At first, Hall selected virtual production to capture the feature, as it would reduce the need to rig a moving cab or pay fees to shoot on-location. The technology also provided other benefits, including creating a safe, realistic set for actors to perform in. “I was excited to use the technology,” said Hall. “It created an immersive environment for the cast, so when Sean was driving, he kept almost being afraid he was going to hit things. And then Dakota looks out the window and cars are whizzing by. She could actually see the street and everything, so they’re engaging with a real sense of time and place.”

Simulating Travel

To capture the film, Hall worked together with 4Wall Entertainment’s VPs of Special Projects Ben Danielowski and Mathew Leland, VP Supervisor Julian Sarmiento and Disguise VP of Virtual Production Addy Ghani. First, the team mapped the taxi route Hall wanted Daddio’s characters to take on Google Street View.
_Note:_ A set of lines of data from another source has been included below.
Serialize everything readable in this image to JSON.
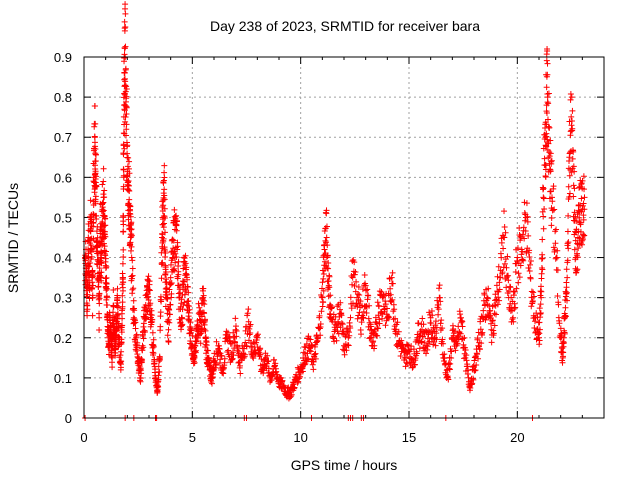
{
  "chart_data": {
    "type": "scatter",
    "title": "Day 238 of 2023, SRMTID for receiver bara",
    "xlabel": "GPS time / hours",
    "ylabel": "SRMTID / TECUs",
    "xlim": [
      0,
      24
    ],
    "ylim": [
      0,
      0.9
    ],
    "xticks": [
      0,
      5,
      10,
      15,
      20
    ],
    "xtick_labels": [
      "0",
      "5",
      "10",
      "15",
      "20"
    ],
    "yticks": [
      0,
      0.1,
      0.2,
      0.3,
      0.4,
      0.5,
      0.6,
      0.7,
      0.8,
      0.9
    ],
    "ytick_labels": [
      "0",
      "0.1",
      "0.2",
      "0.3",
      "0.4",
      "0.5",
      "0.6",
      "0.7",
      "0.8",
      "0.9"
    ],
    "grid": true,
    "marker": "+",
    "color": "#ff0000",
    "series": [
      {
        "name": "SRMTID",
        "points": [
          [
            0.05,
            0.4
          ],
          [
            0.1,
            0.38
          ],
          [
            0.15,
            0.28
          ],
          [
            0.2,
            0.45
          ],
          [
            0.25,
            0.33
          ],
          [
            0.3,
            0.49
          ],
          [
            0.35,
            0.42
          ],
          [
            0.4,
            0.3
          ],
          [
            0.45,
            0.6
          ],
          [
            0.5,
            0.7
          ],
          [
            0.52,
            0.66
          ],
          [
            0.55,
            0.58
          ],
          [
            0.6,
            0.44
          ],
          [
            0.65,
            0.36
          ],
          [
            0.7,
            0.25
          ],
          [
            0.75,
            0.46
          ],
          [
            0.8,
            0.4
          ],
          [
            0.85,
            0.52
          ],
          [
            0.9,
            0.55
          ],
          [
            0.95,
            0.48
          ],
          [
            1.0,
            0.38
          ],
          [
            1.05,
            0.3
          ],
          [
            1.1,
            0.22
          ],
          [
            1.15,
            0.18
          ],
          [
            1.2,
            0.25
          ],
          [
            1.25,
            0.2
          ],
          [
            1.3,
            0.15
          ],
          [
            1.35,
            0.28
          ],
          [
            1.4,
            0.22
          ],
          [
            1.45,
            0.17
          ],
          [
            1.5,
            0.24
          ],
          [
            1.55,
            0.3
          ],
          [
            1.6,
            0.2
          ],
          [
            1.7,
            0.12
          ],
          [
            1.75,
            0.26
          ],
          [
            1.8,
            0.35
          ],
          [
            1.82,
            0.62
          ],
          [
            1.85,
            0.78
          ],
          [
            1.88,
            0.86
          ],
          [
            1.9,
            0.9
          ],
          [
            1.95,
            0.72
          ],
          [
            2.0,
            0.68
          ],
          [
            2.05,
            0.58
          ],
          [
            2.1,
            0.53
          ],
          [
            2.15,
            0.45
          ],
          [
            2.2,
            0.4
          ],
          [
            2.3,
            0.25
          ],
          [
            2.4,
            0.2
          ],
          [
            2.5,
            0.15
          ],
          [
            2.6,
            0.1
          ],
          [
            2.7,
            0.18
          ],
          [
            2.8,
            0.25
          ],
          [
            2.9,
            0.3
          ],
          [
            3.0,
            0.32
          ],
          [
            3.1,
            0.24
          ],
          [
            3.2,
            0.18
          ],
          [
            3.3,
            0.1
          ],
          [
            3.4,
            0.07
          ],
          [
            3.5,
            0.15
          ],
          [
            3.6,
            0.45
          ],
          [
            3.65,
            0.5
          ],
          [
            3.7,
            0.57
          ],
          [
            3.75,
            0.38
          ],
          [
            3.8,
            0.3
          ],
          [
            3.9,
            0.22
          ],
          [
            4.0,
            0.35
          ],
          [
            4.1,
            0.4
          ],
          [
            4.2,
            0.47
          ],
          [
            4.3,
            0.42
          ],
          [
            4.4,
            0.3
          ],
          [
            4.5,
            0.25
          ],
          [
            4.6,
            0.34
          ],
          [
            4.7,
            0.36
          ],
          [
            4.8,
            0.28
          ],
          [
            4.9,
            0.22
          ],
          [
            5.0,
            0.18
          ],
          [
            5.1,
            0.15
          ],
          [
            5.2,
            0.2
          ],
          [
            5.3,
            0.26
          ],
          [
            5.4,
            0.22
          ],
          [
            5.5,
            0.3
          ],
          [
            5.6,
            0.2
          ],
          [
            5.7,
            0.15
          ],
          [
            5.8,
            0.12
          ],
          [
            5.9,
            0.1
          ],
          [
            6.0,
            0.14
          ],
          [
            6.2,
            0.18
          ],
          [
            6.4,
            0.12
          ],
          [
            6.6,
            0.2
          ],
          [
            6.8,
            0.16
          ],
          [
            7.0,
            0.22
          ],
          [
            7.2,
            0.13
          ],
          [
            7.4,
            0.18
          ],
          [
            7.6,
            0.24
          ],
          [
            7.8,
            0.16
          ],
          [
            8.0,
            0.2
          ],
          [
            8.2,
            0.12
          ],
          [
            8.4,
            0.15
          ],
          [
            8.6,
            0.1
          ],
          [
            8.8,
            0.13
          ],
          [
            9.0,
            0.09
          ],
          [
            9.2,
            0.08
          ],
          [
            9.4,
            0.06
          ],
          [
            9.6,
            0.07
          ],
          [
            9.8,
            0.1
          ],
          [
            10.0,
            0.12
          ],
          [
            10.2,
            0.16
          ],
          [
            10.4,
            0.18
          ],
          [
            10.6,
            0.14
          ],
          [
            10.8,
            0.2
          ],
          [
            11.0,
            0.3
          ],
          [
            11.1,
            0.42
          ],
          [
            11.2,
            0.45
          ],
          [
            11.3,
            0.33
          ],
          [
            11.4,
            0.25
          ],
          [
            11.6,
            0.22
          ],
          [
            11.8,
            0.26
          ],
          [
            12.0,
            0.18
          ],
          [
            12.2,
            0.2
          ],
          [
            12.4,
            0.35
          ],
          [
            12.6,
            0.3
          ],
          [
            12.8,
            0.25
          ],
          [
            13.0,
            0.33
          ],
          [
            13.2,
            0.22
          ],
          [
            13.4,
            0.18
          ],
          [
            13.6,
            0.28
          ],
          [
            13.8,
            0.3
          ],
          [
            14.0,
            0.25
          ],
          [
            14.2,
            0.35
          ],
          [
            14.4,
            0.22
          ],
          [
            14.6,
            0.18
          ],
          [
            14.8,
            0.15
          ],
          [
            15.0,
            0.17
          ],
          [
            15.2,
            0.14
          ],
          [
            15.4,
            0.2
          ],
          [
            15.6,
            0.22
          ],
          [
            15.8,
            0.18
          ],
          [
            16.0,
            0.25
          ],
          [
            16.2,
            0.2
          ],
          [
            16.4,
            0.3
          ],
          [
            16.6,
            0.15
          ],
          [
            16.8,
            0.1
          ],
          [
            17.0,
            0.2
          ],
          [
            17.2,
            0.18
          ],
          [
            17.4,
            0.25
          ],
          [
            17.6,
            0.15
          ],
          [
            17.8,
            0.08
          ],
          [
            18.0,
            0.12
          ],
          [
            18.2,
            0.18
          ],
          [
            18.4,
            0.25
          ],
          [
            18.6,
            0.3
          ],
          [
            18.8,
            0.22
          ],
          [
            19.0,
            0.28
          ],
          [
            19.2,
            0.35
          ],
          [
            19.4,
            0.45
          ],
          [
            19.6,
            0.3
          ],
          [
            19.8,
            0.25
          ],
          [
            20.0,
            0.4
          ],
          [
            20.2,
            0.42
          ],
          [
            20.4,
            0.5
          ],
          [
            20.6,
            0.35
          ],
          [
            20.8,
            0.25
          ],
          [
            21.0,
            0.2
          ],
          [
            21.1,
            0.3
          ],
          [
            21.2,
            0.55
          ],
          [
            21.3,
            0.7
          ],
          [
            21.35,
            0.78
          ],
          [
            21.4,
            0.8
          ],
          [
            21.5,
            0.62
          ],
          [
            21.6,
            0.55
          ],
          [
            21.8,
            0.4
          ],
          [
            22.0,
            0.2
          ],
          [
            22.1,
            0.15
          ],
          [
            22.2,
            0.25
          ],
          [
            22.3,
            0.35
          ],
          [
            22.4,
            0.65
          ],
          [
            22.5,
            0.73
          ],
          [
            22.6,
            0.58
          ],
          [
            22.7,
            0.4
          ],
          [
            22.8,
            0.45
          ],
          [
            22.9,
            0.53
          ],
          [
            23.0,
            0.52
          ],
          [
            23.1,
            0.55
          ]
        ],
        "zero_points": [
          0.05,
          1.9,
          2.3,
          3.3,
          3.35,
          7.4,
          7.5,
          10.5,
          12.2,
          12.3,
          12.4,
          12.8,
          12.9,
          16.7,
          20.7
        ]
      }
    ]
  }
}
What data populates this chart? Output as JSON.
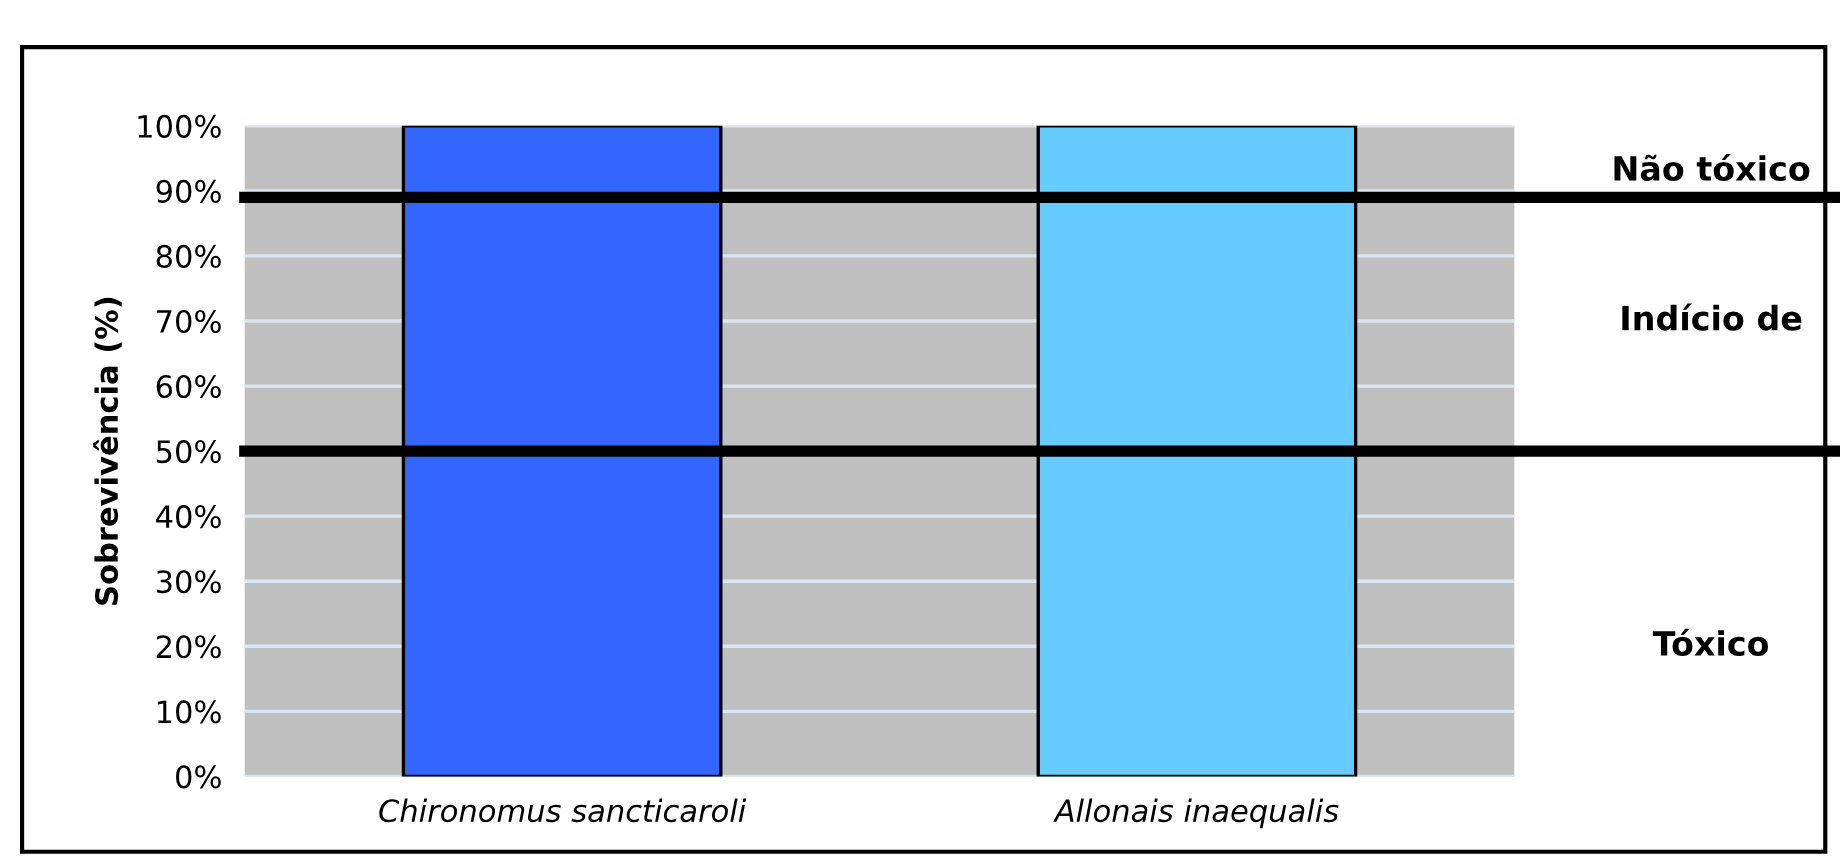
{
  "chart_data": {
    "type": "bar",
    "ylabel": "Sobrevivência (%)",
    "categories": [
      "Chironomus sancticaroli",
      "Allonais inaequalis"
    ],
    "values": [
      100,
      100
    ],
    "colors": [
      "#3366ff",
      "#66ccff"
    ],
    "ylim": [
      0,
      100
    ],
    "yticks": [
      {
        "value": 0,
        "label": "0%"
      },
      {
        "value": 10,
        "label": "10%"
      },
      {
        "value": 20,
        "label": "20%"
      },
      {
        "value": 30,
        "label": "30%"
      },
      {
        "value": 40,
        "label": "40%"
      },
      {
        "value": 50,
        "label": "50%"
      },
      {
        "value": 60,
        "label": "60%"
      },
      {
        "value": 70,
        "label": "70%"
      },
      {
        "value": 80,
        "label": "80%"
      },
      {
        "value": 90,
        "label": "90%"
      },
      {
        "value": 100,
        "label": "100%"
      }
    ],
    "grid": "y",
    "ref_lines": [
      {
        "axis": "y",
        "value": 89,
        "color": "#000000"
      },
      {
        "axis": "y",
        "value": 50,
        "color": "#000000"
      }
    ],
    "annotations": [
      "Não tóxico",
      "Indício de",
      "Tóxico"
    ]
  }
}
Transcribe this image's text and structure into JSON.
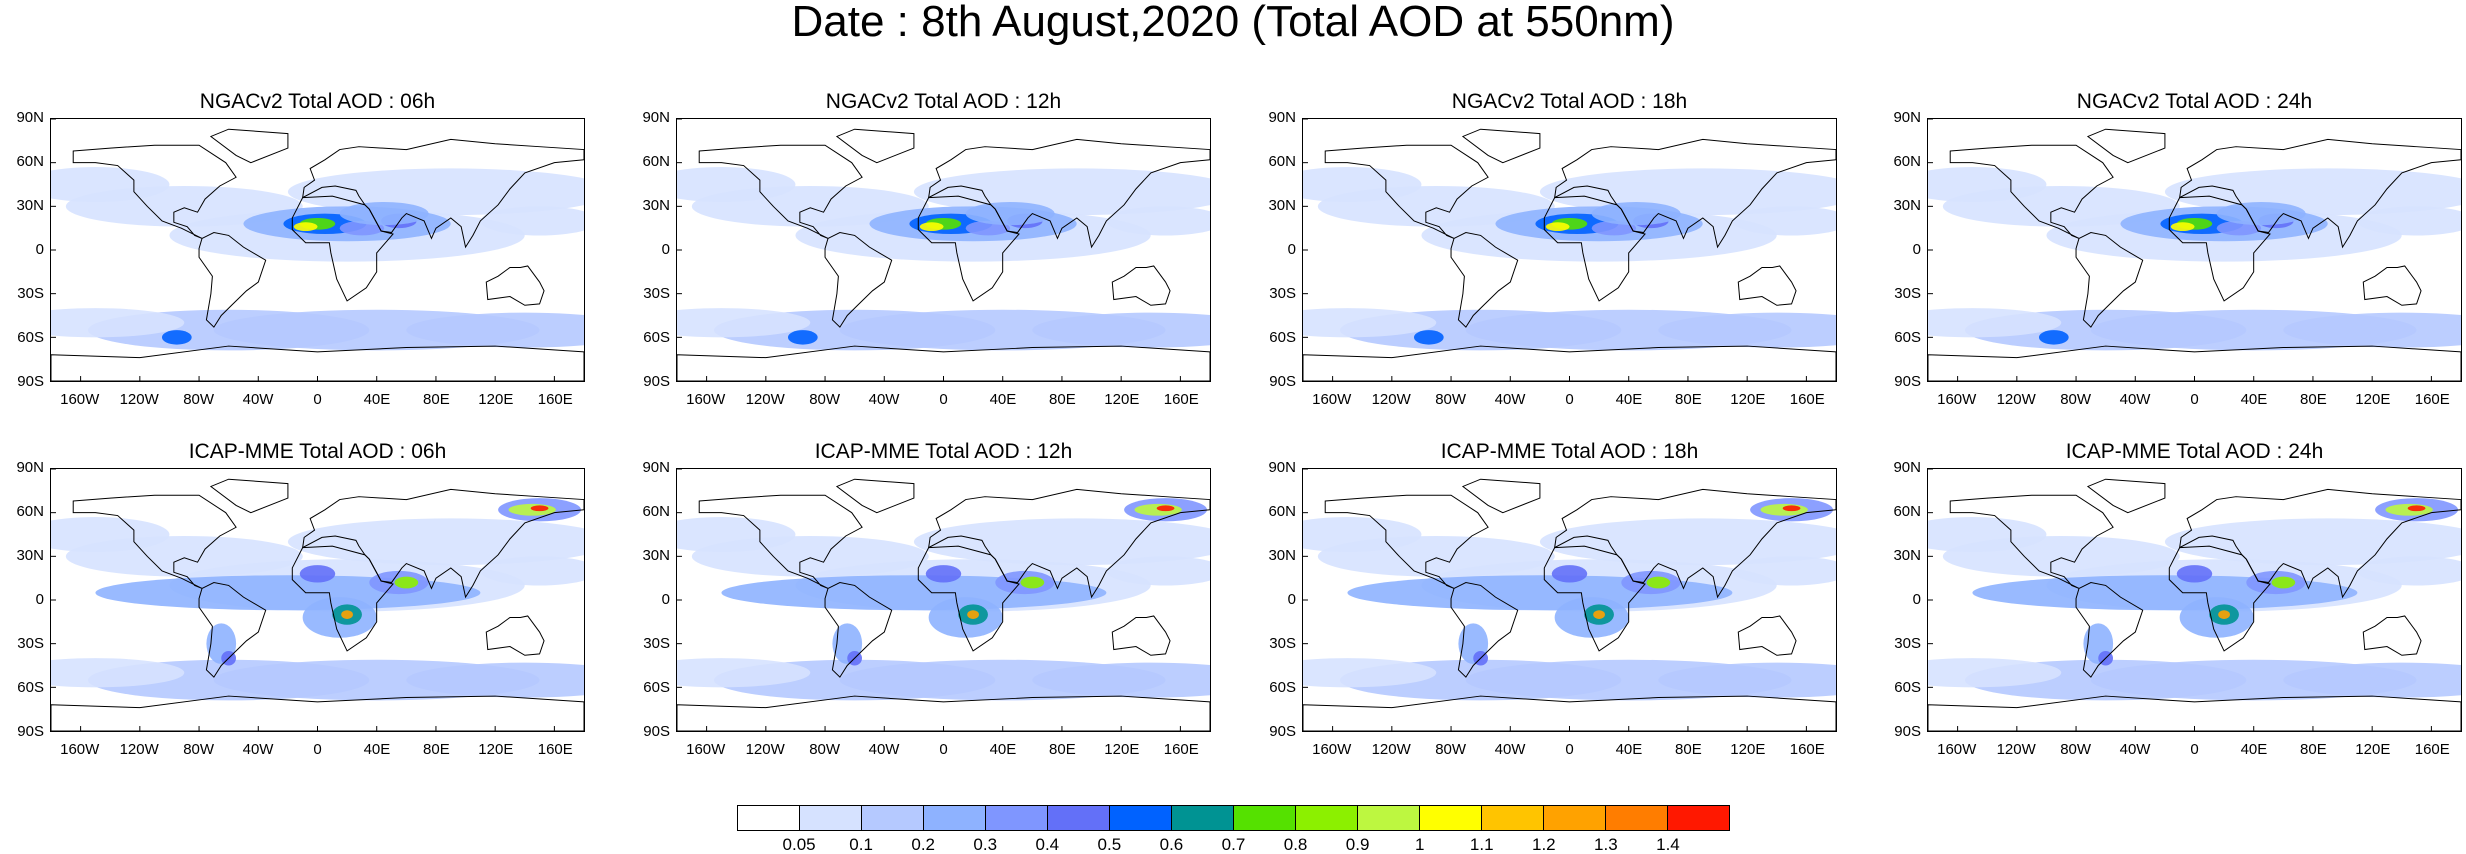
{
  "title": "Date : 8th August,2020 (Total AOD at 550nm)",
  "y_ticks": [
    "90N",
    "60N",
    "30N",
    "0",
    "30S",
    "60S",
    "90S"
  ],
  "x_ticks": [
    "160W",
    "120W",
    "80W",
    "40W",
    "0",
    "40E",
    "80E",
    "120E",
    "160E"
  ],
  "panels": [
    {
      "title": "NGACv2 Total AOD : 06h",
      "model": "NGACv2",
      "hour": "06h"
    },
    {
      "title": "NGACv2 Total AOD : 12h",
      "model": "NGACv2",
      "hour": "12h"
    },
    {
      "title": "NGACv2 Total AOD : 18h",
      "model": "NGACv2",
      "hour": "18h"
    },
    {
      "title": "NGACv2 Total AOD : 24h",
      "model": "NGACv2",
      "hour": "24h"
    },
    {
      "title": "ICAP-MME Total AOD : 06h",
      "model": "ICAP-MME",
      "hour": "06h"
    },
    {
      "title": "ICAP-MME Total AOD : 12h",
      "model": "ICAP-MME",
      "hour": "12h"
    },
    {
      "title": "ICAP-MME Total AOD : 18h",
      "model": "ICAP-MME",
      "hour": "18h"
    },
    {
      "title": "ICAP-MME Total AOD : 24h",
      "model": "ICAP-MME",
      "hour": "24h"
    }
  ],
  "colorbar": {
    "labels": [
      "0.05",
      "0.1",
      "0.2",
      "0.3",
      "0.4",
      "0.5",
      "0.6",
      "0.7",
      "0.8",
      "0.9",
      "1",
      "1.1",
      "1.2",
      "1.3",
      "1.4"
    ],
    "colors": [
      "#ffffff",
      "#d6e2ff",
      "#b5c9ff",
      "#8eb2ff",
      "#7f96ff",
      "#6370f8",
      "#0062ff",
      "#009393",
      "#55e100",
      "#8cf000",
      "#bdf740",
      "#ffff00",
      "#ffc400",
      "#ffa200",
      "#ff7d00",
      "#ff1800"
    ]
  }
}
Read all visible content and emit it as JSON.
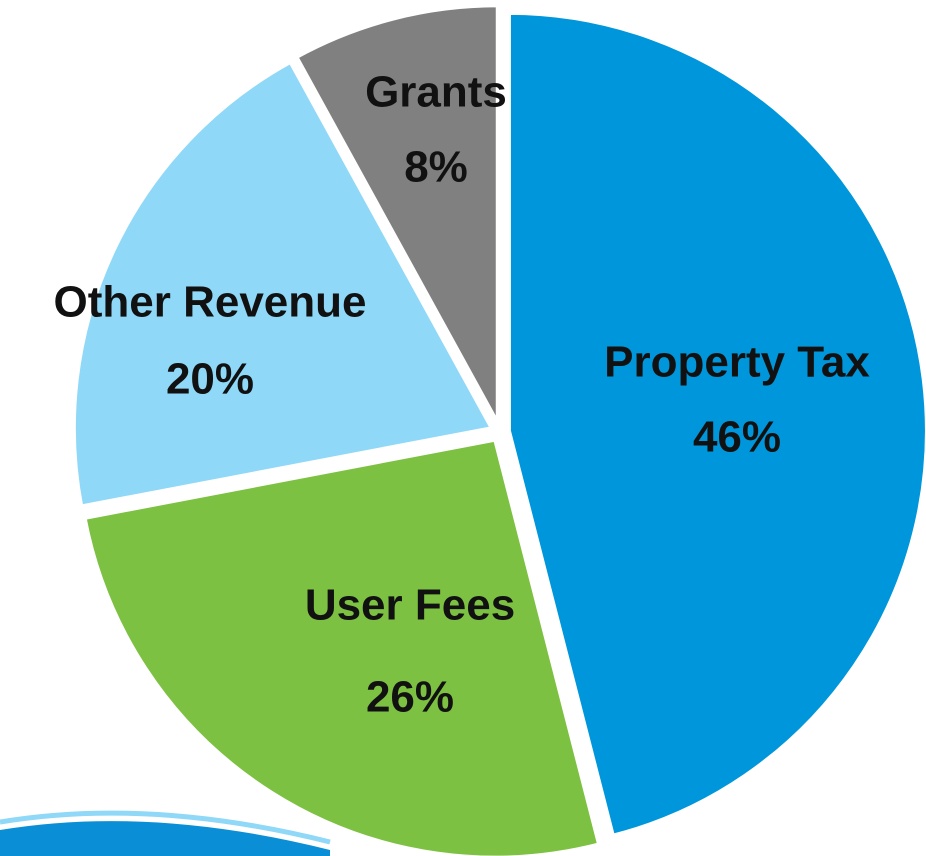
{
  "chart_data": {
    "type": "pie",
    "categories": [
      "Property Tax",
      "User Fees",
      "Other Revenue",
      "Grants"
    ],
    "values": [
      46,
      26,
      20,
      8
    ],
    "value_labels": [
      "46%",
      "26%",
      "20%",
      "8%"
    ],
    "colors": [
      "#0096db",
      "#7dc142",
      "#8fd8f7",
      "#808080"
    ]
  }
}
Next, they worked together with Plate Pros to capture the route in the real world. They captured two hours of 4K car process plates within only one night of shooting.

Once the route was captured, the team moved to production on 4Wall’s LED stage. Using Disguise’s GX 3 media servers, all the car process plates were reprojected and played back onto the LED volume. A real New York taxi cab was then cut in half so the team could put the camera in front of Johnson to capture her performance.

The Disguise Difference

“Using Disguise gave us the entire canvas,” said Leland. He explained that with Disguise, the team were able to easily twist and warp the flat car process plates into the correct perspective for the camera, as well as combine and play back multiple video plates in real time. “That means that although we have these individual screens, it’s all within one media server,” Leland added. “It allows us to map however we want, whether we want perspective, sizing, we can really kind of change what’s being reprojected onto those screens.”

“It would be impossible to make this feature with the budget we had without using virtual production,” says Hall.

After an international premiere at Toronto Film Festival, Daddio was picked up by Sony Pictures Classics and is now screening in select cinemas in the United States and Canada, and has been released on streaming platforms Now TV and Roku.